AFfirm™ RBM7 Mouse Monoclonal Antibody - #BF8679

RNA-binding subunit of the trimeric nuclear exosome targeting (NEXT) complex, a complex that functions as an RNA exosome cofactor that directs a subset of non-coding short-lived RNAs for exosomal degradation. NEXT is involved in surveillance and turnover of aberrant transcripts and non-coding RNAs. Binds preferentially polyuridine sequences and associates with newly synthesized RNAs, including pre-mRNAs and short-lived exosome substrates such as promoter upstream transcripts (PROMPTs), enhancer RNAs (eRNAs), and 3'-extended products from small nuclear RNAs (snRNAs). Participates in several biological processes including DNA damage response (DDR) and stress response. During stress response, activation of the p38MAPK-MK2 pathway decreases RBM7-RNA-binding and subsequently the RNA exosome degradation activities, thereby modulating the turnover of non-coding transcriptome. Participates in DNA damage response (DDR), through its interaction with MEPCE and LARP7, the core subunits of 7SK snRNP complex, that release the positive transcription elongation factor b (P-TEFb) complex from the 7SK snRNP. In turn, activation of P-TEFb complex induces the transcription of P-TEFb-dependent DDR genes to promote cell viability.

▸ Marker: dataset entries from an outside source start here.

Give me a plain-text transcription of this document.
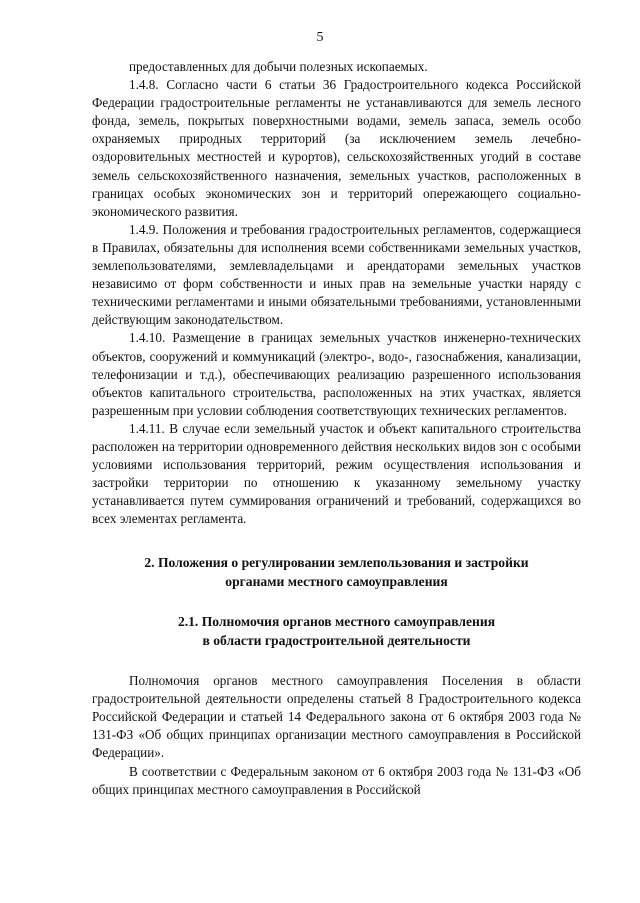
5

предоставленных для добычи полезных ископаемых.

1.4.8. Согласно части 6 статьи 36 Градостроительного кодекса Российской Федерации градостроительные регламенты не устанавливаются для земель лесного фонда, земель, покрытых поверхностными водами, земель запаса, земель особо охраняемых природных территорий (за исключением земель лечебно-оздоровительных местностей и курортов), сельскохозяйственных угодий в составе земель сельскохозяйственного назначения, земельных участков, расположенных в границах особых экономических зон и территорий опережающего социально-экономического развития.

1.4.9. Положения и требования градостроительных регламентов, содержащиеся в Правилах, обязательны для исполнения всеми собственниками земельных участков, землепользователями, землевладельцами и арендаторами земельных участков независимо от форм собственности и иных прав на земельные участки наряду с техническими регламентами и иными обязательными требованиями, установленными действующим законодательством.

1.4.10. Размещение в границах земельных участков инженерно-технических объектов, сооружений и коммуникаций (электро-, водо-, газоснабжения, канализации, телефонизации и т.д.), обеспечивающих реализацию разрешенного использования объектов капитального строительства, расположенных на этих участках, является разрешенным при условии соблюдения соответствующих технических регламентов.

1.4.11. В случае если земельный участок и объект капитального строительства расположен на территории одновременного действия нескольких видов зон с особыми условиями использования территорий, режим осуществления использования и застройки территории по отношению к указанному земельному участку устанавливается путем суммирования ограничений и требований, содержащихся во всех элементах регламента.

2. Положения о регулировании землепользования и застройки
органами местного самоуправления
2.1. Полномочия органов местного самоуправления
в области градостроительной деятельности

Полномочия органов местного самоуправления Поселения в области градостроительной деятельности определены статьей 8 Градостроительного кодекса Российской Федерации и статьей 14 Федерального закона от 6 октября 2003 года № 131-ФЗ «Об общих принципах организации местного самоуправления в Российской Федерации».

В соответствии с Федеральным законом от 6 октября 2003 года № 131-ФЗ «Об общих принципах местного самоуправления в Российской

Phosphorylated at Ser-136 by MAPK14/p38-alpha-activated MAPKAPK2/MK2; this phosphorylation is stress-dependent; this phosphorylation decreases its RNA-binding capacity therefore affecting RNA nuclear exosome-mediated degradation. This phosphorylation mediates YWHAE and YWHAZ interactions.

Nucleus>Nucleoplasm. Nucleus.
Note: Excluded from the nucleolus.

Ubiquitous.

Component of the nuclear exosome targeting (NEXT) complex composed of MTREX, ZCCHC8, and RBM7 that directs a subset of non-coding short-lived RNAs for exosomal degradation. Interacts with ZCCHC8 and SF3B2/SAP145. Binds to MTREX through ZCCHC8. Interacts with YWHAE and YWHAZ; these interactions are stress-dependent and RBM7 phosphorylation dependent; release RNA from the NEXT complex and may affect RNA targeting to the nuclear RNA exosomome for degradation. Interacts with MEPCE and LARP7, the core subunits of 7SK snRNP; upon genotoxic stress this interaction is enhanced, triggering the release of inactive P-TEFb complex from the core and P-TEFb complex activation.

The RRM domain mediates RNA binding; the RNA must have four nucleotides for efficient binding (PubMed:25852104). Mediates the interaction of NEXT complex with promoter upstream transcripts (PROMPTs) and potentially aberrant forms of other non coding RNAs, such as snRNAs (PubMed:25852104). The RRM domain exhibits specificity for polyuridine sequences (PubMed:25852104).